Hate Crime is a Redundant, Repetitive Term
As I mentioned in my previous post, I have been reading Omer Bartov's Mirrors of Destruction. Bartov says that there should be a distinction between the Soviet Gulags and the Nazi death camps. This comes, as he says, from a "failure to distinguish between racial genocide and political persecutions" (p. 173). I ask, "Is one worse than the other?"
Is mass murder by the Soviets of political dissidents some how more noble than the Nazi killings of Jews because of their Jewishness? While the Soviets were not motivated by racial motives, they killed as many people as, if not more than, the Nazis. It is easy to say the Nazis were worse, but in doing so, we somehow saying the Soviets were better. I cannot buy that.
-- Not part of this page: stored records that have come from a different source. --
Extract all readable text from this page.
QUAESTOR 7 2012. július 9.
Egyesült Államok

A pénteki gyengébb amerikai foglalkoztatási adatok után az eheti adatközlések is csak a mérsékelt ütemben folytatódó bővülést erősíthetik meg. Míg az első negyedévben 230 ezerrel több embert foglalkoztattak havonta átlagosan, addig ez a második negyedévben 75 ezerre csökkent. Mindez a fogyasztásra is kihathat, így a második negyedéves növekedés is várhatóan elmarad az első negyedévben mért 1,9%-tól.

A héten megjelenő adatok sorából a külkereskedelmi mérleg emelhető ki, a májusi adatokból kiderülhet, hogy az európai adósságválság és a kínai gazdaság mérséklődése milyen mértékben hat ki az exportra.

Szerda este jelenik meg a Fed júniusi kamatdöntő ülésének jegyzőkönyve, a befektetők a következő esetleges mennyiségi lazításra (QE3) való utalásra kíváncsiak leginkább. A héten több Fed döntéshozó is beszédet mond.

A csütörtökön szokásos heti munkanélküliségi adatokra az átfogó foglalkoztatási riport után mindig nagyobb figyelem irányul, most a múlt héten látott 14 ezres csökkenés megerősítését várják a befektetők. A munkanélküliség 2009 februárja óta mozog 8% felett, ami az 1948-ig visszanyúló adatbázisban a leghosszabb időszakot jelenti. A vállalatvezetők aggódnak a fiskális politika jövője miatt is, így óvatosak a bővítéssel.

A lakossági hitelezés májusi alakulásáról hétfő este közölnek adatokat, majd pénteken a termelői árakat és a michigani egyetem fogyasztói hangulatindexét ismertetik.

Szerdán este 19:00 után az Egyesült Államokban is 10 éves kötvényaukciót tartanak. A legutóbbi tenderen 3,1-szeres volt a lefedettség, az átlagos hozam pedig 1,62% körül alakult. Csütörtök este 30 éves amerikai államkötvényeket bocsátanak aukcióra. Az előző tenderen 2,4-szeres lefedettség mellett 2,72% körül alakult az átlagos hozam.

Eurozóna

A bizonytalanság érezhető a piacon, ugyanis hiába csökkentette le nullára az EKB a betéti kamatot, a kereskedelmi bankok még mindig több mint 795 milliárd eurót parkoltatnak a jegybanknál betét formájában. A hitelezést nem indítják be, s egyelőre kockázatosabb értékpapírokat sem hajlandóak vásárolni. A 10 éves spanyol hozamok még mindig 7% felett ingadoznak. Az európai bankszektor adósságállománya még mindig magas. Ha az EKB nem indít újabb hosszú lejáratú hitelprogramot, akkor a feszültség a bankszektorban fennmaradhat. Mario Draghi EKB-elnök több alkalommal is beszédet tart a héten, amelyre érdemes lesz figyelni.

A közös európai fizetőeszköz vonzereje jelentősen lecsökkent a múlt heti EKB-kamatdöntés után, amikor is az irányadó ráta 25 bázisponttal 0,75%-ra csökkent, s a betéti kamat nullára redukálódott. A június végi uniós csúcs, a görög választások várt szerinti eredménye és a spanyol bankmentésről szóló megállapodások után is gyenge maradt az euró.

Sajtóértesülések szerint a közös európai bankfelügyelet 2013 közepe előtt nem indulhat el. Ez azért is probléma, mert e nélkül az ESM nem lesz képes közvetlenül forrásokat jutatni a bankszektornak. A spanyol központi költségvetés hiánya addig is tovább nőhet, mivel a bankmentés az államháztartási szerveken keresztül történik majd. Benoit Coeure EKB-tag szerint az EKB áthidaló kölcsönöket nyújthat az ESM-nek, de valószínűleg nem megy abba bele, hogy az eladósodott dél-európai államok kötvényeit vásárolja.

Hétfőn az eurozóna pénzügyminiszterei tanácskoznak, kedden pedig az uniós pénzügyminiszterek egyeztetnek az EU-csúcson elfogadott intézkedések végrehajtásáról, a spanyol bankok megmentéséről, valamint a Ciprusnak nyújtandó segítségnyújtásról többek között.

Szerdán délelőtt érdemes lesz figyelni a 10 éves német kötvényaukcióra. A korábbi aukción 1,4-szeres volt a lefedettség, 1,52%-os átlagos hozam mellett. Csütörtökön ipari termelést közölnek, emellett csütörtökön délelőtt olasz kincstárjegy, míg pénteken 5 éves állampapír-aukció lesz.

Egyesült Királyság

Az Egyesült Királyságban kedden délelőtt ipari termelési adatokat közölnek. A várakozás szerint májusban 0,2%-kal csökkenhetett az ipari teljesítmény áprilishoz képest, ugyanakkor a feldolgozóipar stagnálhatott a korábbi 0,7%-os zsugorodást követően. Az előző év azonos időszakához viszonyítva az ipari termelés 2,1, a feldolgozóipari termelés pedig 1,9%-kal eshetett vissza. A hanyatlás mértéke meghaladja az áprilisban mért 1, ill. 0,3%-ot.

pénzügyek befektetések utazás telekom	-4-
In our city, we had a recent "hate crime"--a term that is ridiculous because it is redundant. A white man approached an interracial couple (white woman, black man) in a store parking lot. He apparently uttered some racial slur and fired a gun. Many were up in arms about this "hate crime." I ask, "Would it have been better if he had criticized the car they were driving and fired a gun?" Is the murder or assault of someone worse because they are attacked because of their ethnicity, or for some other reason.
This brings me back to the idea of a "hate crime." Is there such a thing as a "love crime"? Is not all crime motivated by--or at least facilitated by--hate? If we truly love someone, we will not violate them or their property.